Having six-packs is not bad, he sums up. "But having only six-packs most certainly is." Punit Malhotra, the director who presents young Imran Khan in a most un-Imran Khan avatar in I Hate Luv Storys too claims that he "only wanted the actor to look fit and getting washboard abs wasn't a conscious decision at all.

But of course, by today's definition, 'fit' equals six-pack." It's a trend, not a requirement, says Malhotra, but adds, "I'm not sure if it's a healthy trend." It certainly doesn't seem very healthy. Even gym trainers warn people off it.

"Sometimes, Aamir used to shriek in pain and cry doing the stomach crunches while training for Ghajini, but he did not skip a single day," says his trainer Satya. It took Aamir 13 months of intense four-hour workout sessions daily and a carefully monitored diet regimen to achieve his look in the film.

"I'm not sure how safe that is for normal people to attempt," says Satya. The real meaty issue is the fact that at the end of the day, washboard abs are a modern-day, machine made construct (ever saw yesteryear wrestlers and even bodybuilders flaunting their six-packs?).

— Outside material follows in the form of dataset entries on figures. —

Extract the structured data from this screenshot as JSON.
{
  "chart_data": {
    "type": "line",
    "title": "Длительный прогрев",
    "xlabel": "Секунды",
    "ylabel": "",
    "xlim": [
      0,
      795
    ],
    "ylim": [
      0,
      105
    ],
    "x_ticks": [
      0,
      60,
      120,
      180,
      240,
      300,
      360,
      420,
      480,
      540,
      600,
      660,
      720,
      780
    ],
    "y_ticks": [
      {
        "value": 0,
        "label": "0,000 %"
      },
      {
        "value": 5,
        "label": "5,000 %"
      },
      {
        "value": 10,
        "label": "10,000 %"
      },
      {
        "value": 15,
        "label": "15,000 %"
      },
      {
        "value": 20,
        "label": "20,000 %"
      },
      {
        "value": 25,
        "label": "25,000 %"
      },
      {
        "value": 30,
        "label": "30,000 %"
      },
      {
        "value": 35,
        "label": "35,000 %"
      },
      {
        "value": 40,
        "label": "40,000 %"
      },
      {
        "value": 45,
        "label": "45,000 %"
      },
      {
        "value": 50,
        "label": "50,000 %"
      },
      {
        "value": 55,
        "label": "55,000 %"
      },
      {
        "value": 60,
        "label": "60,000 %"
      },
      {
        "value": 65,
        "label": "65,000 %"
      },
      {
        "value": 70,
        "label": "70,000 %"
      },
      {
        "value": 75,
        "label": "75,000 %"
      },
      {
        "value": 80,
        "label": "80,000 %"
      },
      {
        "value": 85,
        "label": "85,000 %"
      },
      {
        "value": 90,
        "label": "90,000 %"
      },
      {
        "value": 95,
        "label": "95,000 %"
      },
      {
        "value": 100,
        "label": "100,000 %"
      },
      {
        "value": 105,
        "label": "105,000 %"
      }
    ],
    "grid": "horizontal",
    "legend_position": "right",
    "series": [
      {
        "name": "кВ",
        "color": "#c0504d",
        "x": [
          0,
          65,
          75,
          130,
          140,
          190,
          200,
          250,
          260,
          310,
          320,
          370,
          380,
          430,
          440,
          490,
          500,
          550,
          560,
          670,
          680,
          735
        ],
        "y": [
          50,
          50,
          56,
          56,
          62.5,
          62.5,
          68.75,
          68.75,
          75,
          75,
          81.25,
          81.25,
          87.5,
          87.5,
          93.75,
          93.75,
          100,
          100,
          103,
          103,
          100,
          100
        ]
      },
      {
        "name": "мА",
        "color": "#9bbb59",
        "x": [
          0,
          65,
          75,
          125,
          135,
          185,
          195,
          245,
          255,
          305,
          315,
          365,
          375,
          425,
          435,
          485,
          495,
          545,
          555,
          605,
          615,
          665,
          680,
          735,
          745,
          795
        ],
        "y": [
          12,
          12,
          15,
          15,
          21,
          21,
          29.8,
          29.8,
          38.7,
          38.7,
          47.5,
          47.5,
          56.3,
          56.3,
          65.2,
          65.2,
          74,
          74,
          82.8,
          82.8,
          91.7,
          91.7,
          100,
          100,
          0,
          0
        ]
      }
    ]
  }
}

The odd part is that most females find them positively gross and claim that a six-pack is certainly not what they're looking for in their guy. But showbiz has its own rules - most of them made by men!

The trend

2007: Shah Rukh Khan, of all people, kicks off the trend with Farah Khan's Om Shanti Om. The actor's six-pack creates much buzz around the film.

2008: Aamir Khan follows in his footsteps and unveils a pumped up new body and a brand new six-pack for the Hindi remake of the action flick Ghajini.

2010: Imran Khan is the latest entrant on the six-pack scene in the just-released romantic comedy, I Hate Luv Storys.